Dark Messiah: Might and Magic for PC
Demo courtesy of Steam

The picture above pretty much sums up Dark Messiah. It's essentially all about hacking into loads of fugly orcs, goblins and hard looking blokes in armour until they fall over in a big dead heap. You can hit them, hit them harder, crush them with planks by hitting the support, kick them, kick them onto spikes and kick them off the edge of various high up places. Well, you can zap them with magic and shoot them with arrows, but these are mostly peripheral to the core concept of chopping things with swords and then booting them while they're on the floor.

As you perhaps guessed from the above paragraph, Dark Messiah is a no nonsense game.
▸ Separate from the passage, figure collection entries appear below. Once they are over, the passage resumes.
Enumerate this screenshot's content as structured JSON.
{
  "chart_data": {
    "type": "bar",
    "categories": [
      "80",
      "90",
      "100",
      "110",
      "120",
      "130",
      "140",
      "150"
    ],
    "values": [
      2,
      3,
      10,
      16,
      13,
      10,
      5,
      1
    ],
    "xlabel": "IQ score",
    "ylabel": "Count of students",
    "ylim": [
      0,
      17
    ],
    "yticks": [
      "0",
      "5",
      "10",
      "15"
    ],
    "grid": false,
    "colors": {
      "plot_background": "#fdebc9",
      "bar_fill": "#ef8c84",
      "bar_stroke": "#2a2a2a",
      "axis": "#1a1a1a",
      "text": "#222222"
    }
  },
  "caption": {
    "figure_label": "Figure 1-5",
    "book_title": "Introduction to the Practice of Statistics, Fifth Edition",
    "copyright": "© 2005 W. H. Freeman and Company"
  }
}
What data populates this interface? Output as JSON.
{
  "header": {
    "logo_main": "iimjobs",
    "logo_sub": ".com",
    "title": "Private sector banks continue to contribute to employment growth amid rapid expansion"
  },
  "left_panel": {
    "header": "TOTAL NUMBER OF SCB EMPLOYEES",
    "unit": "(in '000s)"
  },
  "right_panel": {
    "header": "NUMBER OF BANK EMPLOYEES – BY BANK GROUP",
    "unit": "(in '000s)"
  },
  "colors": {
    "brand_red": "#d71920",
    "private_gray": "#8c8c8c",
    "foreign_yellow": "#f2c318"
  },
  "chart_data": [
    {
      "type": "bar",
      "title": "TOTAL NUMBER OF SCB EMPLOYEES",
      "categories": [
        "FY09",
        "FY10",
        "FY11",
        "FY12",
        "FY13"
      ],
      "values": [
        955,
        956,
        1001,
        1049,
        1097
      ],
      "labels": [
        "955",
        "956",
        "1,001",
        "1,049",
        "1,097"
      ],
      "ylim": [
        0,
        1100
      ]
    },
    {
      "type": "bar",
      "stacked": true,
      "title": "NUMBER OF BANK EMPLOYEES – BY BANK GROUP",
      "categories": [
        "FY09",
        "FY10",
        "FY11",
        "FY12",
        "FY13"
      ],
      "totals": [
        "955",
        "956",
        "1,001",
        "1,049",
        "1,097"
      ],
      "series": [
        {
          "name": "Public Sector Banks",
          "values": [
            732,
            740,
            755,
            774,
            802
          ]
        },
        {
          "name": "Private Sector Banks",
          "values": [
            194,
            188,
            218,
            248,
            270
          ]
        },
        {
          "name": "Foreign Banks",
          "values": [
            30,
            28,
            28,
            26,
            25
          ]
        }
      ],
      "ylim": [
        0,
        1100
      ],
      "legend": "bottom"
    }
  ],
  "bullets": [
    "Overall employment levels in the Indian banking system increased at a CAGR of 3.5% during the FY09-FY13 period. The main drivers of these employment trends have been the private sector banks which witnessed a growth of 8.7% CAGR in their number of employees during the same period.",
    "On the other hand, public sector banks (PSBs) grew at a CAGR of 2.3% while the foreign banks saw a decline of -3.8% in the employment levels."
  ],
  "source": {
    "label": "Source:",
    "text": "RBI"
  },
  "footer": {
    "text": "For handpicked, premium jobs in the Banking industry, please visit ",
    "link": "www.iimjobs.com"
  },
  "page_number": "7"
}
The only unwieldy elements are the skill upgrades, which end up being neglected in favour of kicking more goblins off cliffs. At first glance it seems a bit like Bethesda's classic Oblivion, and one could do worse for one's inspiration, however the similarities are largely superficial. Where Oblivion had an enormous open map to discover and pretty deep Role Playing, Dark Messiah has linear levels and the aforementioned RPG-lite level up system, where Oblivion had beauty and finesse, Dark Messiah has dank environments (even the outdoor ones) and a slightly clumsy touch. Where Oblivion had bugs, Dark Messiah, has, well, more bugs.

Still, it'd be unfair to compare it in this way as it's clearly not trying to be an Elder Scrolls game. What it's trying to be is a game where you derive fun from twatting stuff with an ever expanding arsenal of increasingly huge weapons, and to its credit, it pulls it off fairly well. Fun was certainly to be had with all the hitting and kicking, but there was a niggling feeling that it was all pretty much the same thing over and over, with some needless fetch-questing in levels seemingly there not to break up the action, but to prevent the player from engaging in it whatsoever.

Overall, Dark Messiah looks quite nice, sounds quite nice, and plays smoothly. The combat is fun- after all stoving in big, ugly Orc faces with maces will never get old- however the game has more than its fair share of issues and there are a few niggling doubts about how much you really are enjoying yourself. Nonetheless, it's worth a whack, with the kicking itself worth the $20 alone.

One liner sum up: "Kick creature off cliff; repeat for 15 hours"

1 comment:

Sean Cole said...

Buy the game and then review it you cheap Abertard!